Fast ASCII and UTF-8 byte slice validation in Rust


#1

A couple of people have been working on implementing fast functionality for validating whether byte slices are valid ASCII or UTF-8 (and if not, what was the last valid character, etc.).

Let’s discuss this here to not trash other issues.

@killercup @hsivonen


#2

So I started working on vectorized UTF-8 validation, but got a bit hooked by how hard it was to beat the scalar ASCII validation code in core::str::from_utf8. I managed to beat it after a while by ~2x on AVX machines while returning errors as informative as those emited by str::from_utf8, but it wasn’t easy at all! It felt like str::from_utf8 was blazing fast already at least for validating ASCII strings.

The code is here: https://github.com/gnzlbg/is_utf8 . Feel free to do whatever you want with it. Setting up a baseline, validation testcases for ASCII and UTF-8, the error messages of from_utf8, etc. was the most time consuming part and at least for benchmarking, many cases are still not covered…

It would be cool if we could have a single crate that already has interesting benchmarks and a full validation suite so that we can experiment with newer things easily.
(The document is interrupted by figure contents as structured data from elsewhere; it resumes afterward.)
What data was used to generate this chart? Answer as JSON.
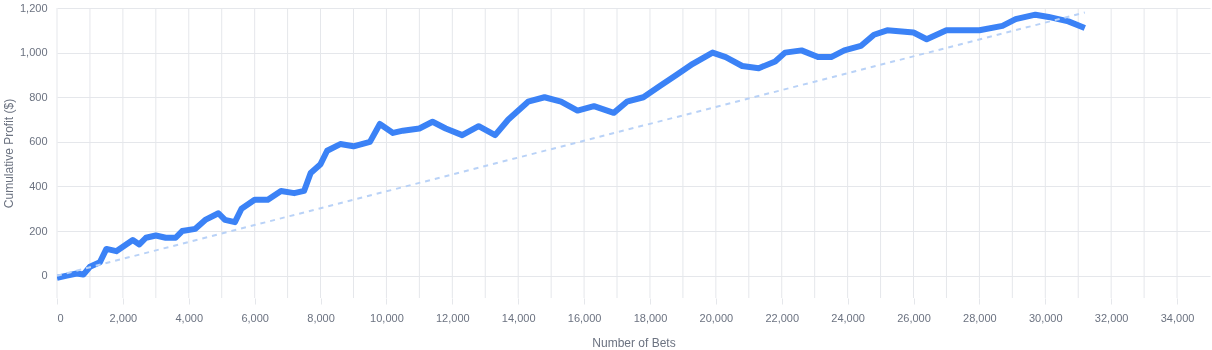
{
  "chart_data": {
    "type": "line",
    "xlabel": "Number of Bets",
    "ylabel": "Cumulative Profit ($)",
    "xlim": [
      0,
      35000
    ],
    "ylim": [
      -100,
      1200
    ],
    "xticks": [
      0,
      {
        "value": 1000,
        "label": null
      },
      {
        "value": 2000,
        "label": "2,000"
      },
      {
        "value": 3000,
        "label": null
      },
      {
        "value": 4000,
        "label": "4,000"
      },
      {
        "value": 5000,
        "label": null
      },
      {
        "value": 6000,
        "label": "6,000"
      },
      {
        "value": 7000,
        "label": null
      },
      {
        "value": 8000,
        "label": "8,000"
      },
      {
        "value": 9000,
        "label": null
      },
      {
        "value": 10000,
        "label": "10,000"
      },
      {
        "value": 11000,
        "label": null
      },
      {
        "value": 12000,
        "label": "12,000"
      },
      {
        "value": 13000,
        "label": null
      },
      {
        "value": 14000,
        "label": "14,000"
      },
      {
        "value": 15000,
        "label": null
      },
      {
        "value": 16000,
        "label": "16,000"
      },
      {
        "value": 17000,
        "label": null
      },
      {
        "value": 18000,
        "label": "18,000"
      },
      {
        "value": 19000,
        "label": null
      },
      {
        "value": 20000,
        "label": "20,000"
      },
      {
        "value": 21000,
        "label": null
      },
      {
        "value": 22000,
        "label": "22,000"
      },
      {
        "value": 23000,
        "label": null
      },
      {
        "value": 24000,
        "label": "24,000"
      },
      {
        "value": 25000,
        "label": null
      },
      {
        "value": 26000,
        "label": "26,000"
      },
      {
        "value": 27000,
        "label": null
      },
      {
        "value": 28000,
        "label": "28,000"
      },
      {
        "value": 29000,
        "label": null
      },
      {
        "value": 30000,
        "label": "30,000"
      },
      {
        "value": 31000,
        "label": null
      },
      {
        "value": 32000,
        "label": "32,000"
      },
      {
        "value": 33000,
        "label": null
      },
      {
        "value": 34000,
        "label": "34,000"
      }
    ],
    "yticks": [
      0,
      200,
      400,
      600,
      800,
      {
        "value": 1000,
        "label": "1,000"
      },
      {
        "value": 1200,
        "label": "1,200"
      }
    ],
    "grid": true,
    "marker": "none",
    "series": [
      {
        "color": "#3b82f6",
        "line_style": "solid",
        "x": [
          0,
          300,
          600,
          800,
          1000,
          1300,
          1500,
          1800,
          2000,
          2300,
          2500,
          2700,
          3000,
          3300,
          3600,
          3800,
          4200,
          4500,
          4900,
          5100,
          5400,
          5600,
          6000,
          6400,
          6800,
          7200,
          7500,
          7700,
          8000,
          8200,
          8600,
          9000,
          9500,
          9800,
          10200,
          10500,
          11000,
          11400,
          11800,
          12300,
          12800,
          13300,
          13700,
          14300,
          14800,
          15300,
          15800,
          16300,
          16900,
          17300,
          17800,
          18300,
          18800,
          19300,
          19900,
          20300,
          20800,
          21300,
          21800,
          22100,
          22600,
          23100,
          23500,
          23900,
          24400,
          24800,
          25200,
          26000,
          26400,
          27000,
          28000,
          28700,
          29100,
          29700,
          30100,
          30700,
          31200
        ],
        "values": [
          -10,
          0,
          10,
          5,
          40,
          60,
          120,
          110,
          130,
          160,
          140,
          170,
          180,
          170,
          170,
          200,
          210,
          250,
          280,
          250,
          240,
          300,
          340,
          340,
          380,
          370,
          380,
          460,
          500,
          560,
          590,
          580,
          600,
          680,
          640,
          650,
          660,
          690,
          660,
          630,
          670,
          630,
          700,
          780,
          800,
          780,
          740,
          760,
          730,
          780,
          800,
          850,
          900,
          950,
          1000,
          980,
          940,
          930,
          960,
          1000,
          1010,
          980,
          980,
          1010,
          1030,
          1080,
          1100,
          1090,
          1060,
          1100,
          1100,
          1120,
          1150,
          1170,
          1160,
          1140,
          1110
        ]
      },
      {
        "color": "#b9d2f7",
        "line_style": "dashed",
        "x": [
          0,
          31200
        ],
        "values": [
          0,
          1180
        ]
      }
    ]
  }
}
For example I don’t really have a benchmark suite for short strings, but this blog post has some references about that: https://woboq.com/blog/utf-8-processing-using-simd.html


#3

To restate what I said in Jetscii now works with (future) stable Rust 1.27.0 :

I put a bunch of useful benchmark inputs in https://github.com/killercup/simd-utf8-check and wrote some macros to make running arbitrary functions (e.g. ones that validate or parse bytes as UTF8!) against them super easy. Feel free to add your own :slight_smile:


#4

I switched to using criterion and added @gnzlbg’s crate. You can find the rendered benchmark results here.